François Conradie | NKC African Economics
On Monday, September 18, the Higher Independent Electoral Instance (Isie) announced that municipal elections that were supposed to take place in December had been postponed indefinitely. The step was agreed at a meeting that brought together the prime minister’s office, the State president’s office, representatives of political parties and the Isie.
According to the Isie’s statement, the “majority of participants was in favour of the postponement.”
These elections had first been scheduled to take place in October 2016, then in March 2017, then in December. No municipal elections have been held in Tunisia since 2010, before the revolution that led to the flight of President Zine Al-Abidine Ben Ali.
The Isie has been subject to underhanded interference for months, and last week Parliament was unable to pick new members to the body because a number of deputies were not in the chamber, apparently in a deliberate move to make sure there was no quorum.

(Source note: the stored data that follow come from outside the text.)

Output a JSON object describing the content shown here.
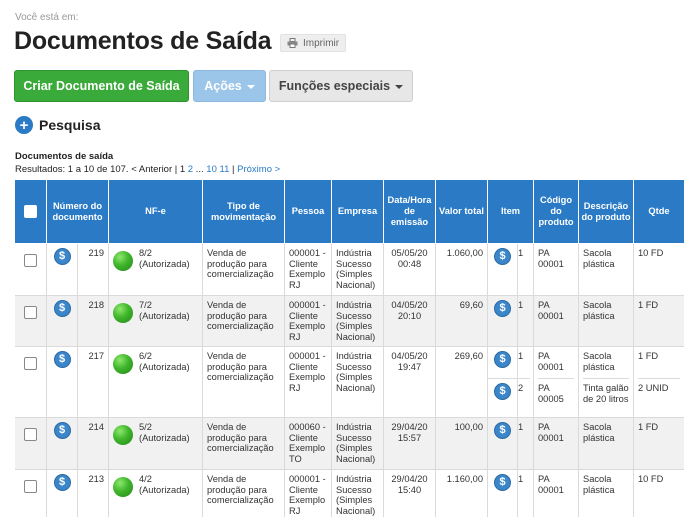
{
  "breadcrumb": "Você está em:",
  "page_title": "Documentos de Saída",
  "print_label": "Imprimir",
  "toolbar": {
    "create_label": "Criar Documento de Saída",
    "actions_label": "Ações",
    "special_label": "Funções especiais"
  },
  "search_label": "Pesquisa",
  "section_title": "Documentos de saída",
  "pagination": {
    "prefix": "Resultados: 1 a 10 de 107. < Anterior | 1",
    "page2": "2",
    "ellipsis": "...",
    "page10": "10",
    "page11": "11",
    "sep": "|",
    "next": "Próximo >"
  },
  "columns": {
    "numero": "Número do documento",
    "nfe": "NF-e",
    "tipo": "Tipo de movimentação",
    "pessoa": "Pessoa",
    "empresa": "Empresa",
    "data": "Data/Hora de emissão",
    "valor": "Valor total",
    "item": "Item",
    "codigo": "Código do produto",
    "descricao": "Descrição do produto",
    "qtde": "Qtde"
  },
  "rows": [
    {
      "numero": "219",
      "nfe": "8/2 (Autorizada)",
      "tipo": "Venda de produção para comercialização",
      "pessoa": "000001 - Cliente Exemplo RJ",
      "empresa": "Indústria Sucesso (Simples Nacional)",
      "data": "05/05/20 00:48",
      "valor": "1.060,00",
      "items": [
        {
          "n": "1",
          "codigo": "PA 00001",
          "descricao": "Sacola plástica",
          "qtde": "10 FD"
        }
      ]
    },
    {
      "numero": "218",
      "nfe": "7/2 (Autorizada)",
      "tipo": "Venda de produção para comercialização",
      "pessoa": "000001 - Cliente Exemplo RJ",
      "empresa": "Indústria Sucesso (Simples Nacional)",
      "data": "04/05/20 20:10",
      "valor": "69,60",
      "items": [
        {
          "n": "1",
          "codigo": "PA 00001",
          "descricao": "Sacola plástica",
          "qtde": "1 FD"
        }
      ]
    },
    {
      "numero": "217",
      "nfe": "6/2 (Autorizada)",
      "tipo": "Venda de produção para comercialização",
      "pessoa": "000001 - Cliente Exemplo RJ",
      "empresa": "Indústria Sucesso (Simples Nacional)",
      "data": "04/05/20 19:47",
      "valor": "269,60",
      "items": [
        {
          "n": "1",
          "codigo": "PA 00001",
          "descricao": "Sacola plástica",
          "qtde": "1 FD"
        },
        {
          "n": "2",
          "codigo": "PA 00005",
          "descricao": "Tinta galão de 20 litros",
          "qtde": "2 UNID"
        }
      ]
    },
    {
      "numero": "214",
      "nfe": "5/2 (Autorizada)",
      "tipo": "Venda de produção para comercialização",
      "pessoa": "000060 - Cliente Exemplo TO",
      "empresa": "Indústria Sucesso (Simples Nacional)",
      "data": "29/04/20 15:57",
      "valor": "100,00",
      "items": [
        {
          "n": "1",
          "codigo": "PA 00001",
          "descricao": "Sacola plástica",
          "qtde": "1 FD"
        }
      ]
    },
    {
      "numero": "213",
      "nfe": "4/2 (Autorizada)",
      "tipo": "Venda de produção para comercialização",
      "pessoa": "000001 - Cliente Exemplo RJ",
      "empresa": "Indústria Sucesso (Simples Nacional)",
      "data": "29/04/20 15:40",
      "valor": "1.160,00",
      "items": [
        {
          "n": "1",
          "codigo": "PA 00001",
          "descricao": "Sacola plástica",
          "qtde": "10 FD"
        }
      ]
    }
  ],
  "icons": {
    "dollar": "$",
    "plus": "+",
    "print": "printer-icon",
    "status": "status-authorized-icon"
  },
  "colors": {
    "header": "#2a7ac6",
    "create": "#3aab3a",
    "actions": "#9cc5ea",
    "status": "#3fb52b"
  }
}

The disappointing postponement will further sour the national mood, which has been affected by the passing of the ‘Reconciliation in the Administration’ Act, on Wednesday, September 13. This new law grants amnesty to civil servants who worked in government under Mr Ben Ali and who were accused of acts of administrative corruption but who did not take bribes.
The law was backed by the two main parties in government: the Islamist Ennahdha and the conservative secular Nidaa Tounes, which is home to a number of veterans of Mr Ben Ali’s dominant party, the Democratic Constitutional Rally (RCD). Nidaa is the party of both President Beji Caid Essebsi and Prime Minister Youssef Chahed, and Mr Essebsi in particular has come in for criticism for his sponsorship of the law.
Many in the opposition (particularly on the left) and in civil society deplore the law as a whitewashing of corruption under the RCD and as threatening a potential return to dictatorship; on Saturday, September 16, the opposition and civil society, led by a collective called ‘manich msamah’ (we will not excuse), led a march in Tunis that brought together at least several hundred people.
Hamma Hammami, the leader of the leftist Popular Front (PF), expressed the feelings of many when he said: “Beji Caid Essebsi is today the head of the counter-revolution along with Rached Ghannouchi [Ennahdha’s leader].”
Doubt has now been cast on the government’s commitment to reining in corruption. With the reconciliation law, it seems that the government has chosen to sweep some old crimes under the carpet for the sake of retaining experience in the civil service, but this will be at the expense of probity and the support of the broader population for the government.
Nidaa and Ennahdha have seemingly connived to push back the local authority elections for fear of doing badly as voters react to these unpopular steps. Unfortunately, this means that overspending in government and ineffective revenue collection (meaning turning a blind eye to smuggling and tax cheating) can be expected to remain problems.